Las
siete de la mañana. Sonó el despertador y me levanté sobresaltada. Me había
acostado tarde, leyendo como siempre sin tener en cuenta que me esperaba una
entrevista de trabajo. Me duché, me lavé el pelo y me lo arreglé con cierto
esmero. Quería causar buena impresión.
A
ver si tengo suerte, me dije. Llevaba un año en el paro, y era la primera
entrevista a la que asistía. Me vestí arreglada pero informal. Pantalón
vaquero, camisa blanca ( a mí me favorece el blanco), y una americana roja que
me daba un aspecto juvenil.
Sin
pretenderlo, estaba emocionada, y la felicidad que me producía esta entrevista
hizo que me olvidara, por un momento, de la amarga rebeldía que tuve meses
atrás cuando me quedé en el paro.
Levaba
diez años trabajando en la empresa y estaba contenta, a la vez que lo estaban
conmigo. Un buen día entró un chico joven, sobrino del jefe, para ser nuestro
encargado. Tenía cierta arrogancia y aires de grandeza y, como se sabía
guapete, no hacía más que perseguir a las empleadas. Algunas le bailaban el
agua y él, creído, intentaba sacar lo que podía de cada una. Pero conmigo
pinchó en hueso. Si hubiera accedido a sus pretensiones, se hubiera extendido
un puente por el cual me había llevado a ser la encargada de una sucursal que
pensaban abrir en breve. Pero como me negué, todo se volvió en mi contra.
De
la noche a la mañana me anunciaron que, sintiéndolo mucho, mis servicios ya no
eran necesarios en esa empresa, y que ello hacía que prescindieran de mí. Salí
a la calle con lágrimas de rabia y de impotencia. Diluviaba, pero la lluvia
mojaba mi cabello y mis ropas sin que apenas me diera cuenta. Todo era
surrealista. Había dejado diez años de mi vida trabajando con honestidad en una
empresa en la que me consideraban como de la familia, hasta que llegó el
sinvergüenza aquel, un niñato sin escrúpulos, que hizo tambalear mi estabilidad
económica y emocional.
En
este año de inactividad me dediqué a visitar antiguos amigos, que por falta de
tiempo hacía mucho que no veía. Me reciclé en el inglés, que lo tenía un poco
olvidado. En fin, que cargué las pilas para no quedarme atascada. Y ahora había
llamado a mi puerta. Claro que no iba a tener tanta suerte como, que a la
primera, me aceptaran. Pero yo no perdí la esperanza.
Llegué
al domicilio. Una secretaria muy amable me atendió y me indicó que pasara a un
despacho, y cual fue mi sorpresa al ver que la persona que me iba a entrevistar
era una antigua compañera de trabajo, que había corrido mi misma suerte.
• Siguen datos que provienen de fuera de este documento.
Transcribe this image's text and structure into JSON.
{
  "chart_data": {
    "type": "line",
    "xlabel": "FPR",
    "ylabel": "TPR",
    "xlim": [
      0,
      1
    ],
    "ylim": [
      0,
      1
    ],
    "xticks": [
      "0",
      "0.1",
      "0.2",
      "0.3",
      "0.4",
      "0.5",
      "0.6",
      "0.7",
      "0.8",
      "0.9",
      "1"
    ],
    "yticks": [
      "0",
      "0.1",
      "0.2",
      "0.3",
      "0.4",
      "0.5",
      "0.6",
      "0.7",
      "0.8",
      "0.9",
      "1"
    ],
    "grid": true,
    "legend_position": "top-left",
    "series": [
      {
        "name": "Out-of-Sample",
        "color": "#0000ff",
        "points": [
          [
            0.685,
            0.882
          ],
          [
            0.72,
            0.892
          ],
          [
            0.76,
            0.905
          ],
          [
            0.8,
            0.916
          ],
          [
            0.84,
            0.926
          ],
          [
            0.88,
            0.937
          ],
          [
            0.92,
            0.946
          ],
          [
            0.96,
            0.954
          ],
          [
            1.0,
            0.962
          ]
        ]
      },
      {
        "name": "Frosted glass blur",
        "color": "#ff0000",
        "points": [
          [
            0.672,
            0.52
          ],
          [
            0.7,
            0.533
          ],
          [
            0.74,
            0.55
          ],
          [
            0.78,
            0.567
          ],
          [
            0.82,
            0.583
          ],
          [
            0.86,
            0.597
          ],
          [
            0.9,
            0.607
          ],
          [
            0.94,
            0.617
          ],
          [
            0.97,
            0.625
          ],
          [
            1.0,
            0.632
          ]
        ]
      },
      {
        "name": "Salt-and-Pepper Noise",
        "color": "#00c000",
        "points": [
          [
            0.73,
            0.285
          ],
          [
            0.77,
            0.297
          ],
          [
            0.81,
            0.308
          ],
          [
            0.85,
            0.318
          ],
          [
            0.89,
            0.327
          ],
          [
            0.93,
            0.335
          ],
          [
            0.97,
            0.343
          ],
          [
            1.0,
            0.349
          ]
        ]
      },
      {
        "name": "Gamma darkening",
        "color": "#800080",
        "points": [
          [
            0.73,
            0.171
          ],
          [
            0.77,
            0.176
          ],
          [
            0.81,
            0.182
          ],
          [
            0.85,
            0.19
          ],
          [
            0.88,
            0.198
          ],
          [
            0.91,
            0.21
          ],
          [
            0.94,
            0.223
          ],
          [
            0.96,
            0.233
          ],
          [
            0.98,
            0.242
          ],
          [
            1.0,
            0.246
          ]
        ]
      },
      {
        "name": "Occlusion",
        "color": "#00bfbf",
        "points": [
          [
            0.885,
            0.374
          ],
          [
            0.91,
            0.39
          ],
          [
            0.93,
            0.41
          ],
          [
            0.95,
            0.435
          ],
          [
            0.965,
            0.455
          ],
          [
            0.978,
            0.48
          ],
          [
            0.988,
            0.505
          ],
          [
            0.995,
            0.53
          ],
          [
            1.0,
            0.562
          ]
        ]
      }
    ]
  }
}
Elvira, que así se llamaba esta persona, estaba desahogada económicamente y
había montado su propia empresa y pensó en mí como candidata al puesto. La
entrevista resultó satisfactoria, dado que Elvira sabía cómo trabajaba.
A
primeros de mes empiezo a trabajar. Estoy ilusionada y orgullosa de mí misma,
al no haber transigido con las pretensiones del cerdo de mi encargado. Una gran
lista de clientes antiguos, que Elvira se había traído consigo de la empresa,
nos ayudaría a empezar en este nuevo proyecto que se abría ante nosotras.